This term I began teaching a fully online technical writing course on Moodle (still using a textbook, mind you), which has given me a much greater sense of just how much I can do on Moodle. As a result, I’ve added a number of resources to my Writing 115 OER shell, including discussion forums, video resources, external website links, and a slideshow Flash video.
The shell for my OER course is now built for the most part, but I continue to add materials, activities, and more thorough descriptions of assignments. When I first began this process, I viewed Moodle as little more than a place to post .PDF handouts and the course syllabus, and a platform for taking attendance and entering grades. Now I’m beginning to see it as a far greater tool for learning than I’d previously thought.
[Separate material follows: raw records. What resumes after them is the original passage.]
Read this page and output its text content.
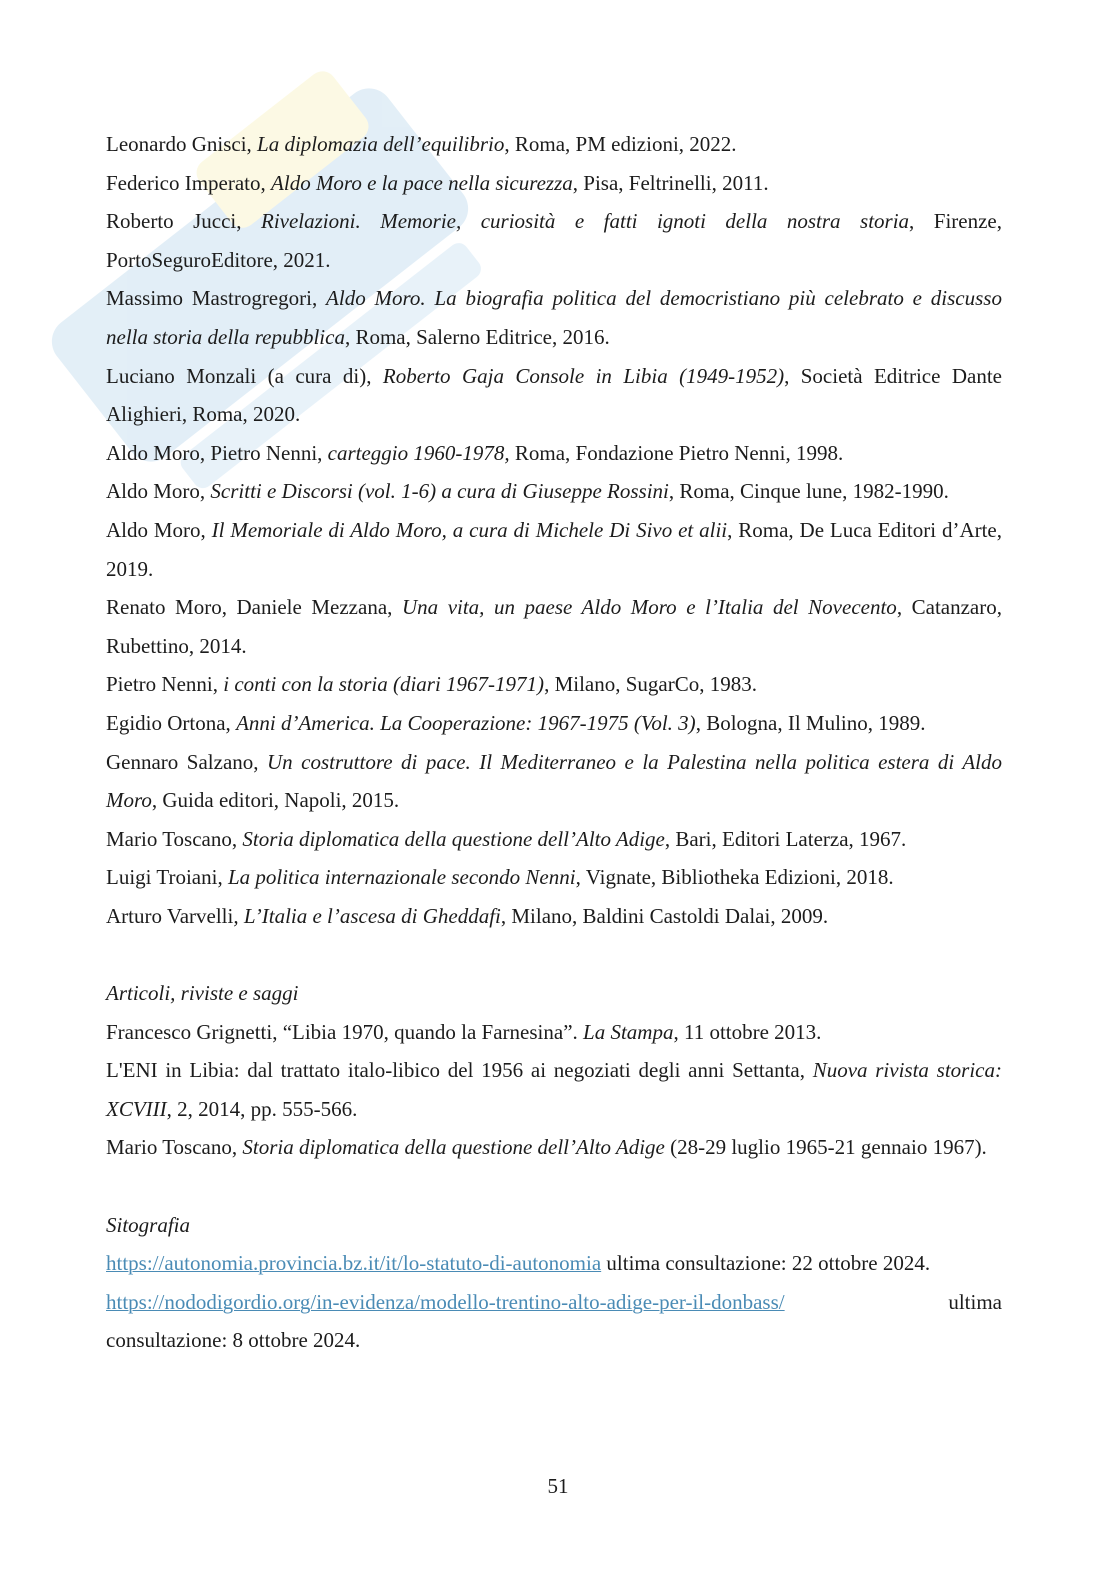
Leonardo Gnisci, La diplomazia dell’equilibrio, Roma, PM edizioni, 2022.

Federico Imperato, Aldo Moro e la pace nella sicurezza, Pisa, Feltrinelli, 2011.

Roberto Jucci, Rivelazioni. Memorie, curiosità e fatti ignoti della nostra storia, Firenze, PortoSeguroEditore, 2021.

Massimo Mastrogregori, Aldo Moro. La biografia politica del democristiano più celebrato e discusso nella storia della repubblica, Roma, Salerno Editrice, 2016.

Luciano Monzali (a cura di), Roberto Gaja Console in Libia (1949-1952), Società Editrice Dante Alighieri, Roma, 2020.

Aldo Moro, Pietro Nenni, carteggio 1960-1978, Roma, Fondazione Pietro Nenni, 1998.

Aldo Moro, Scritti e Discorsi (vol. 1-6) a cura di Giuseppe Rossini, Roma, Cinque lune, 1982-1990.

Aldo Moro, Il Memoriale di Aldo Moro, a cura di Michele Di Sivo et alii, Roma, De Luca Editori d’Arte, 2019.

Renato Moro, Daniele Mezzana, Una vita, un paese Aldo Moro e l’Italia del Novecento, Catanzaro, Rubettino, 2014.

Pietro Nenni, i conti con la storia (diari 1967-1971), Milano, SugarCo, 1983.

Egidio Ortona, Anni d’America. La Cooperazione: 1967-1975 (Vol. 3), Bologna, Il Mulino, 1989.

Gennaro Salzano, Un costruttore di pace. Il Mediterraneo e la Palestina nella politica estera di Aldo Moro, Guida editori, Napoli, 2015.

Mario Toscano, Storia diplomatica della questione dell’Alto Adige, Bari, Editori Laterza, 1967.

Luigi Troiani, La politica internazionale secondo Nenni, Vignate, Bibliotheka Edizioni, 2018.

Arturo Varvelli, L’Italia e l’ascesa di Gheddafi, Milano, Baldini Castoldi Dalai, 2009.

Articoli, riviste e saggi

Francesco Grignetti, “Libia 1970, quando la Farnesina”. La Stampa, 11 ottobre 2013.

L'ENI in Libia: dal trattato italo-libico del 1956 ai negoziati degli anni Settanta, Nuova rivista storica: XCVIII, 2, 2014, pp. 555-566.

Mario Toscano, Storia diplomatica della questione dell’Alto Adige (28-29 luglio 1965-21 gennaio 1967).

Sitografia

https://autonomia.provincia.bz.it/it/lo-statuto-di-autonomia ultima consultazione: 22 ottobre 2024.

https://nododigordio.org/in-evidenza/modello-trentino-alto-adige-per-il-donbass/	ultima

consultazione: 8 ottobre 2024.

51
My approach to this OER fellowship has changed to where I’m now imagining the course as not only being textbook free but as also being classroom free/fully online. With that in mind, I’ve added hyperlinks to web resources, including lessons and videos, created discussion forums, embedded materials, and added assignments that students can upload directly to Moodle—assignments that I can then read, grade, comment upon, and return to students without ever having to use pen or paper. This is a pretty great discovery.
In terms of challenges, some of the readings I’ve used in my face-to-face classes were not available for OER use, so I was forced to drop some of my original selections in favor of others that are more freely available (primarily older essays). This has taken a bit of flexibility on my part, but in the end I feel it has been well worth it. I’m still in the process of adding and replacing some readings, but doing this has made me rethink my reading selections in general, especially around their availability.
Another challenge I faced was creating files that can be opened with free software, i.e., files not reliant on proprietary software. For example, I use a Powerpoint presentation to illustrate strategies for critically reading texts. I had originally posted this to the Moodle page as a Powerpoint file, not taking into consideration the possibility some student users might not have Powerpoint software (or any software capable of opening a Powerpoint file, for that matter). To remedy this, Jen suggested I use a website called Slideshare to convert the Powerpoint file; I used it and read up how to embed a slideshow into Moodle, but for some reason that I never figured out, I could not make the file appear. So I took a different approach and converted the slideshow into a Flash video (using free software called Ispring) and then simply adding it as a file rather than embedding it onto the page. This ultimately worked well, I think. And, despite my frustration at still not being able to embed the Slideshare slideshow, I read up on (and watched numerous YouTube instructional videos about) Moodle in general and ended up learning quite a lot about embedding videos and other resources using Moodle’s HTML editor. I’m now feeling much more confident about my Moodle knowledge and realizing just how vast Moodle’s capabilities are.